Wednesday, August 01, 2007

Running Out of Tacky

So Laura and I were talking today, and I invited them up to my neck of the woods and noted that I could give them directions that would take them past the local Tacky Spectacle, the Onan Pyramid House. Now I am quite sure I showed this phenomenon to Laura when she visited a couple years ago, but I can hardly blame her for blocking it out. It is a spectacle both dazzling and underwhelmingly peculiar to behold.

It is, for lack of a better term, an "Egyptian compound" complete with pyramid, 50-foot Tut statue, hieroglyphics on the walls surrounding the compound, and if my memory doesn't completely fail me, a metal palm tree. All planted smack-dab in the midst of the lush cornfields of Gurnee, IL. Basically, it is what would happen if Britney Spears and the Luxor had a baby. Do you ever worry about the day when the universe could run out of Tacky? No, I don't either, but I have never had to worry about that possibility, seeing as how I've known about the Onan Pyramid House for years.

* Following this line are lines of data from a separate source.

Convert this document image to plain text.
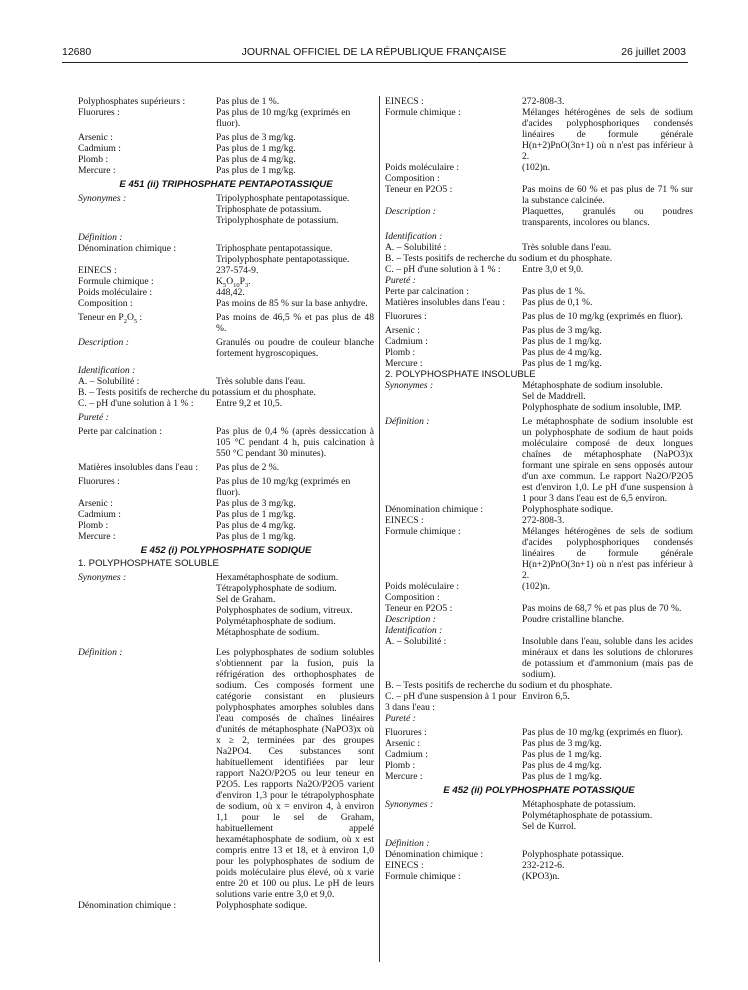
12680	JOURNAL OFFICIEL DE LA RÉPUBLIQUE FRANÇAISE	26 juillet 2003
Polyphosphates supérieurs :	Pas plus de 1 %.
Fluorures :	Pas plus de 10 mg/kg (exprimés en fluor).
Arsenic :	Pas plus de 3 mg/kg.
Cadmium :	Pas plus de 1 mg/kg.
Plomb :	Pas plus de 4 mg/kg.
Mercure :	Pas plus de 1 mg/kg.
E 451 (ii) TRIPHOSPHATE PENTAPOTASSIQUE
Synonymes :	Tripolyphosphate pentapotassique.
Triphosphate de potassium.
Tripolyphosphate de potassium.
Définition :
Dénomination chimique :	Triphosphate pentapotassique.
Tripolyphosphate pentapotassique.
EINECS :	237-574-9.
Formule chimique :	$K_5O_{10}P_3$.
Poids moléculaire :	448,42.
Composition :	Pas moins de 85 % sur la base anhydre.
Teneur en $P_2O_5$ :	Pas moins de 46,5 % et pas plus de 48 %.
Description :	Granulés ou poudre de couleur blanche fortement hygroscopiques.
Identification :
A. – Solubilité :	Très soluble dans l'eau.
B. – Tests positifs de recherche du potassium et du phosphate.
C. – pH d'une solution à 1 % :	Entre 9,2 et 10,5.
Pureté :
Perte par calcination :	Pas plus de 0,4 % (après dessiccation à 105 °C pendant 4 h, puis calcination à 550 °C pendant 30 minutes).
Matières insolubles dans l'eau :	Pas plus de 2 %.
Fluorures :	Pas plus de 10 mg/kg (exprimés en fluor).
Arsenic :	Pas plus de 3 mg/kg.
Cadmium :	Pas plus de 1 mg/kg.
Plomb :	Pas plus de 4 mg/kg.
Mercure :	Pas plus de 1 mg/kg.
E 452 (i) POLYPHOSPHATE SODIQUE
1. POLYPHOSPHATE SOLUBLE
Synonymes :	Hexamétaphosphate de sodium.
Tétrapolyphosphate de sodium.
Sel de Graham.
Polyphosphates de sodium, vitreux.
Polymétaphosphate de sodium.
Métaphosphate de sodium.
Définition :	Les polyphosphates de sodium solubles s'obtiennent par la fusion, puis la réfrigération des orthophosphates de sodium. Ces composés forment une catégorie consistant en plusieurs polyphosphates amorphes solubles dans l'eau composés de chaînes linéaires d'unités de métaphosphate (NaPO3)x où x ≥ 2, terminées par des groupes Na2PO4. Ces substances sont habituellement identifiées par leur rapport Na2O/P2O5 ou leur teneur en P2O5. Les rapports Na2O/P2O5 varient d'environ 1,3 pour le tétrapolyphosphate de sodium, où x = environ 4, à environ 1,1 pour le sel de Graham, habituellement appelé hexamétaphosphate de sodium, où x est compris entre 13 et 18, et à environ 1,0 pour les polyphosphates de sodium de poids moléculaire plus élevé, où x varie entre 20 et 100 ou plus. Le pH de leurs solutions varie entre 3,0 et 9,0.
Dénomination chimique :	Polyphosphate sodique.
EINECS :	272-808-3.
Formule chimique :	Mélanges hétérogènes de sels de sodium d'acides polyphosphoriques condensés linéaires de formule générale H(n+2)PnO(3n+1) où n n'est pas inférieur à 2.
Poids moléculaire :	(102)n.
Composition :
Teneur en P2O5 :	Pas moins de 60 % et pas plus de 71 % sur la substance calcinée.
Description :	Plaquettes, granulés ou poudres transparents, incolores ou blancs.
Identification :
A. – Solubilité :	Très soluble dans l'eau.
B. – Tests positifs de recherche du sodium et du phosphate.
C. – pH d'une solution à 1 % :	Entre 3,0 et 9,0.
Pureté :
Perte par calcination :	Pas plus de 1 %.
Matières insolubles dans l'eau :	Pas plus de 0,1 %.
Fluorures :	Pas plus de 10 mg/kg (exprimés en fluor).
Arsenic :	Pas plus de 3 mg/kg.
Cadmium :	Pas plus de 1 mg/kg.
Plomb :	Pas plus de 4 mg/kg.
Mercure :	Pas plus de 1 mg/kg.
2. POLYPHOSPHATE INSOLUBLE
Synonymes :	Métaphosphate de sodium insoluble.
Sel de Maddrell.
Polyphosphate de sodium insoluble, IMP.
Définition :	Le métaphosphate de sodium insoluble est un polyphosphate de sodium de haut poids moléculaire composé de deux longues chaînes de métaphosphate (NaPO3)x formant une spirale en sens opposés autour d'un axe commun. Le rapport Na2O/P2O5 est d'environ 1,0. Le pH d'une suspension à 1 pour 3 dans l'eau est de 6,5 environ.
Dénomination chimique :	Polyphosphate sodique.
EINECS :	272-808-3.
Formule chimique :	Mélanges hétérogènes de sels de sodium d'acides polyphosphoriques condensés linéaires de formule générale H(n+2)PnO(3n+1) où n n'est pas inférieur à 2.
Poids moléculaire :	(102)n.
Composition :
Teneur en P2O5 :	Pas moins de 68,7 % et pas plus de 70 %.
Description :	Poudre cristalline blanche.
Identification :
A. – Solubilité :	Insoluble dans l'eau, soluble dans les acides minéraux et dans les solutions de chlorures de potassium et d'ammonium (mais pas de sodium).
B. – Tests positifs de recherche du sodium et du phosphate.
C. – pH d'une suspension à 1 pour 3 dans l'eau :
Environ 6,5.
Pureté :
Fluorures :	Pas plus de 10 mg/kg (exprimés en fluor).
Arsenic :	Pas plus de 3 mg/kg.
Cadmium :	Pas plus de 1 mg/kg.
Plomb :	Pas plus de 4 mg/kg.
Mercure :	Pas plus de 1 mg/kg.
E 452 (ii) POLYPHOSPHATE POTASSIQUE
Synonymes :	Métaphosphate de potassium.
Polymétaphosphate de potassium.
Sel de Kurrol.
Définition :
Dénomination chimique :	Polyphosphate potassique.
EINECS :	232-212-6.
Formule chimique :	(KPO3)n.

Move over, Liberace, (credit to Laura) because Tacky's got a brand new (or, decades-old) bag.

4 comments:

Laura said...

I must have blocked it from my memory, because I have no recollection of that at all. The only spectacle I remember is the gigantic Bush/Cheney '04 banner in someone's front lawn.

But I also want to see the house that is painted like an American Flag... That, combined with the Onan house would fill my tacky quota for the year I think.

Heathen said...

My favorite tacky trip is going around some areas of my childhood suburb during Christmas time. I'm surprised that they're allowed to put that much lights up so close to O'Hare- I'd be worried that the plane would mistake the street for a runway (I grew up a 10 minute drive from OHare). I was very sad though, the year that Carl showed me that K3 could out tacky my poor little northwest suburbs....

Laura said...

It's not nearly as extravagant as I imagined. It almost looks like an empty parking lot, fenced off with cheap plaster columns (yes, like those at the Luxor temple), and a Spinal Tap-sized replica of a paper mache pyramid painted mustard gold... I mean. If you're gonna build something like that... at least make it look better than a blown up version of a grade-school diorama

Donna said...

Yes, extravagant I could take a certain pleasure in, like the gloriously over-the-top tackiness of the Luxor and of Vegas in general. This is why I'm convinced that Britney Spears' genes had a hand in the Onan Pyramid House, rendering it pathetic and underwhelming to behold.